Every time I traveled to Lilongwe I made an effort to meet Goodall. He faulted me whenever I didn’t. Red wine at his house. A lunch or dinner outing, at Four Seasons or some other place. Endless conversation, candid opinions. An abundance of mischievous jokes at each other’s expense.
Goodall was a master of wit and self-effacing humour. He knew I enjoyed the banter, and he kept repeating his stories every time we met. “Let me tell you this one about a certain Phoka gentleman in the 1950s,” he would start.
I was, of course, always mindful that Goodall was the towering giant, and I the midget, grateful to be in his company. Some people find it difficult to mix with lesser mortals. Not so with Goodall. Like all trully great people, he opened up to you to the point that you began to feel he was your equal. We developed a degree of camaraderie. He would rip me to pieces and get away with it; and I would return the favour without negative consequences.
Goodall’s remarkable accomplishments as an economist, internationally and here at home, have earned him universal acclaim. But he was also a man with a greatly refined liberal sensibility.
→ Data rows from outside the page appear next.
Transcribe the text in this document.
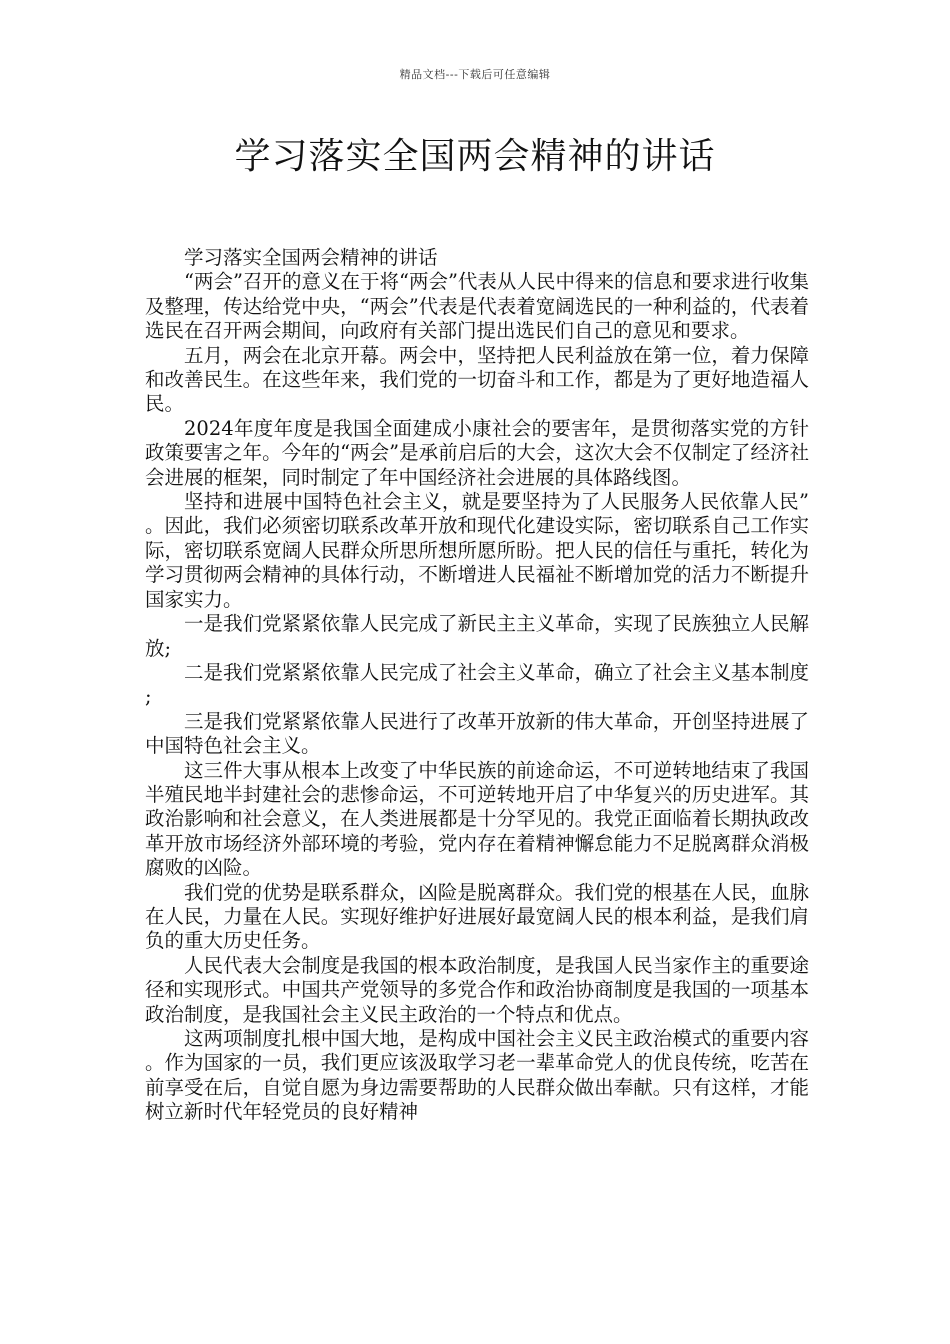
精品文档---下载后可任意编辑
学习落实全国两会精神的讲话

学习落实全国两会精神的讲话

“两会”召开的意义在于将“两会”代表从人民中得来的信息和要求进行收集及整理，传达给党中央，“两会”代表是代表着宽阔选民的一种利益的，代表着选民在召开两会期间，向政府有关部门提出选民们自己的意见和要求。

五月，两会在北京开幕。两会中，坚持把人民利益放在第一位，着力保障和改善民生。在这些年来，我们党的一切奋斗和工作，都是为了更好地造福人民。

2024年度年度是我国全面建成小康社会的要害年，是贯彻落实党的方针政策要害之年。今年的“两会”是承前启后的大会，这次大会不仅制定了经济社会进展的框架，同时制定了年中国经济社会进展的具体路线图。

坚持和进展中国特色社会主义，就是要坚持为了人民服务人民依靠人民”。因此，我们必须密切联系改革开放和现代化建设实际，密切联系自己工作实际，密切联系宽阔人民群众所思所想所愿所盼。把人民的信任与重托，转化为学习贯彻两会精神的具体行动，不断增进人民福祉不断增加党的活力不断提升国家实力。

一是我们党紧紧依靠人民完成了新民主主义革命，实现了民族独立人民解放;

二是我们党紧紧依靠人民完成了社会主义革命，确立了社会主义基本制度;

三是我们党紧紧依靠人民进行了改革开放新的伟大革命，开创坚持进展了中国特色社会主义。

这三件大事从根本上改变了中华民族的前途命运，不可逆转地结束了我国半殖民地半封建社会的悲惨命运，不可逆转地开启了中华复兴的历史进军。其政治影响和社会意义，在人类进展都是十分罕见的。我党正面临着长期执政改革开放市场经济外部环境的考验，党内存在着精神懈怠能力不足脱离群众消极腐败的凶险。

我们党的优势是联系群众，凶险是脱离群众。我们党的根基在人民，血脉在人民，力量在人民。实现好维护好进展好最宽阔人民的根本利益，是我们肩负的重大历史任务。

人民代表大会制度是我国的根本政治制度，是我国人民当家作主的重要途径和实现形式。中国共产党领导的多党合作和政治协商制度是我国的一项基本政治制度，是我国社会主义民主政治的一个特点和优点。

这两项制度扎根中国大地，是构成中国社会主义民主政治模式的重要内容。作为国家的一员，我们更应该汲取学习老一辈革命党人的优良传统，吃苦在前享受在后，自觉自愿为身边需要帮助的人民群众做出奉献。只有这样，才能树立新时代年轻党员的良好精神
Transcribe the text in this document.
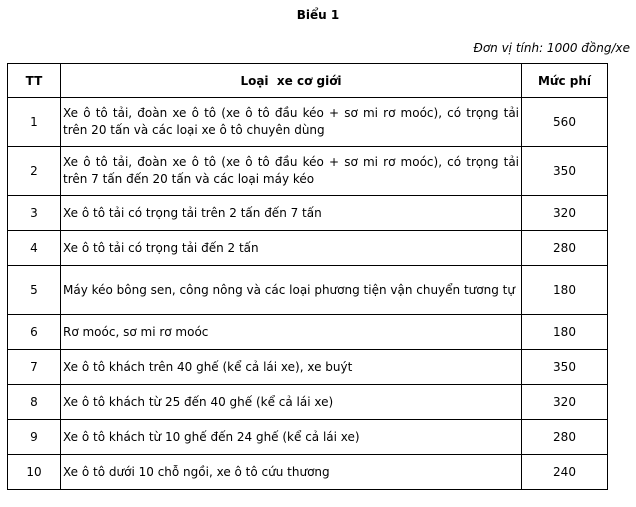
Biểu 1
Đơn vị tính: 1000 đồng/xe
TT	Loại  xe cơ giới	Mức phí
1	Xe ô tô tải, đoàn xe ô tô (xe ô tô đầu kéo + sơ mi rơ moóc), có trọng tải trên 20 tấn và các loại xe ô tô chuyên dùng	560
2	Xe ô tô tải, đoàn xe ô tô (xe ô tô đầu kéo + sơ mi rơ moóc), có trọng tải trên 7 tấn đến 20 tấn và các loại máy kéo	350
3	Xe ô tô tải có trọng tải trên 2 tấn đến 7 tấn	320
4	Xe ô tô tải có trọng tải đến 2 tấn	280
5	Máy kéo bông sen, công nông và các loại phương tiện vận chuyển tương tự	180
6	Rơ moóc, sơ mi rơ moóc	180
7	Xe ô tô khách trên 40 ghế (kể cả lái xe), xe buýt	350
8	Xe ô tô khách từ 25 đến 40 ghế (kể cả lái xe)	320
9	Xe ô tô khách từ 10 ghế đến 24 ghế (kể cả lái xe)	280
10	Xe ô tô dưới 10 chỗ ngồi, xe ô tô cứu thương	240
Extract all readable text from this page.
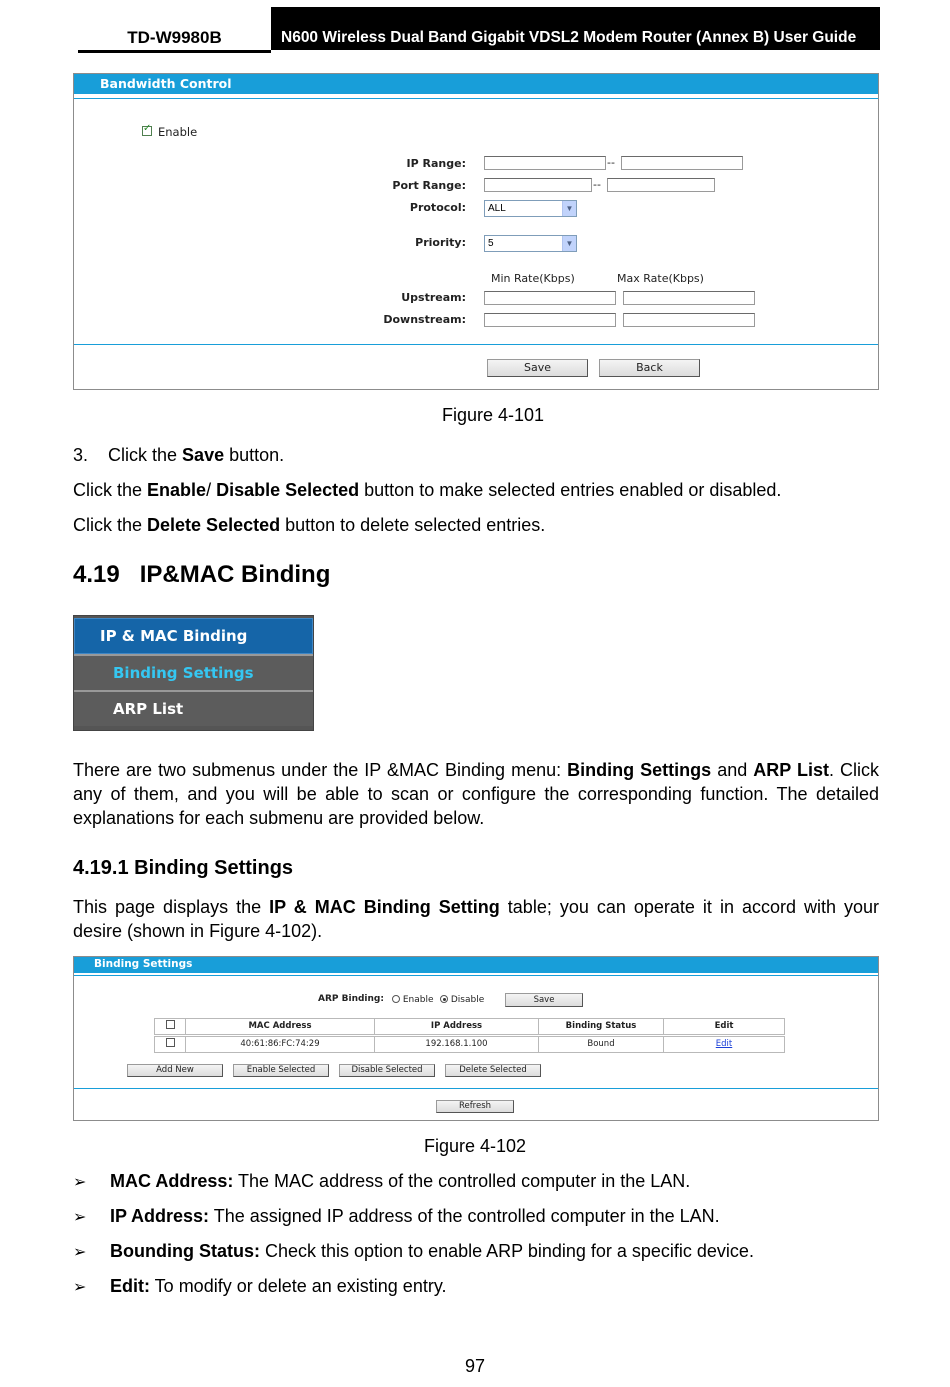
TD-W9980B	N600 Wireless Dual Band Gigabit VDSL2 Modem Router (Annex B) User Guide
Bandwidth Control
✓ Enable
IP Range:	--
Port Range:	--
Protocol:	ALL	▼
Priority:	5	▼
Min Rate(Kbps)	Max Rate(Kbps)
Upstream:
Downstream:
Save	Back
Figure 4-101
3. Click the Save button.
Click the Enable/ Disable Selected button to make selected entries enabled or disabled.
Click the Delete Selected button to delete selected entries.
4.19 IP&MAC Binding
IP & MAC Binding
Binding Settings
ARP List
There are two submenus under the IP &MAC Binding menu: Binding Settings and ARP List. Click any of them, and you will be able to scan or configure the corresponding function. The detailed explanations for each submenu are provided below.
4.19.1 Binding Settings
This page displays the IP & MAC Binding Setting table; you can operate it in accord with your desire (shown in Figure 4-102).
Binding Settings
ARP Binding:	Enable	Disable	Save
MAC Address	IP Address	Binding Status	Edit
40:61:86:FC:74:29	192.168.1.100	Bound	Edit
Add New	Enable Selected	Disable Selected	Delete Selected
Refresh
Figure 4-102
➢ MAC Address: The MAC address of the controlled computer in the LAN.
➢ IP Address: The assigned IP address of the controlled computer in the LAN.
➢ Bounding Status: Check this option to enable ARP binding for a specific device.
➢ Edit: To modify or delete an existing entry.
97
He had a deep interest in the arts, was well-read in the humanities, and I can attest to his flair for the occasional Shakespearean allusion. He once changed the time of my London rendezvous with him in order to attend a classical concert at the Royal Albert Hall featuring his favourite composer.
On a visit to his Mzimba village, I found that people held him in great awe. In the Tumbuka language certain words are uttered in a way that expresses nuanced feelings particularly well. In Goodall’s village I heard the salutation “aDada” pronounced with an intonation that combined love with deep respect in a way that conveyed Goodall’s patriarchal position in the community.
But that was more than matched by what I saw when Goodall and I strolled from desk to desk during a mission to the IMF offices in Washington. The respect for my senior colleague, among IMF officials young and old and of all races, many of whom had pretty much been trained on the job by him, verged on near-worship. On later visits without him, when negotiations hit difficult patches, I sometimes felt tempted to say “hey folks, don’t forget I’m the one that came here with Goodall the other day,” just to get some respectful attention. Alas, greatness does not so easily rub onto others.
Last week I travelled to Lilongwe again. I knew Goodall was unwell and I wanted so much to see him. So very much. When I called, it was his wife Gertrude who answered the phone. Sadly, there were understandable difficulties, and on the fourth day I had to accept that I couldn’t see my bed-ridden friend. That was not easy.
But then on Sunday, as I drove back to Blantyre, Goodall called me. I stopped by the roadside, and we spoke for a few minutes in what turned out to be our last conversation.
Very few people go into politics and come out without being tainted in some way. But with Goodall the consensus among Malawians is that he was eminently competent, patriotic, honest, humble, well-meaning and a force for good. These are qualities that have now sadly become scarce commodities, scarcer even more than fuel.
Oh friends, oh countrymen, though I be no Marc Anthony, do kindly lend me your ears, for I come to praise Goodall, not to bury him. The good that men do is indeed often buried with their bones, but that should surely not be the case with this extraordinary citizen?
Pepani Gertrude. Pepani family. Nkhuzi ya pa Enukweni, nkhuzi pakati pa zinyakhe, yaruta. May his soul rest in peace.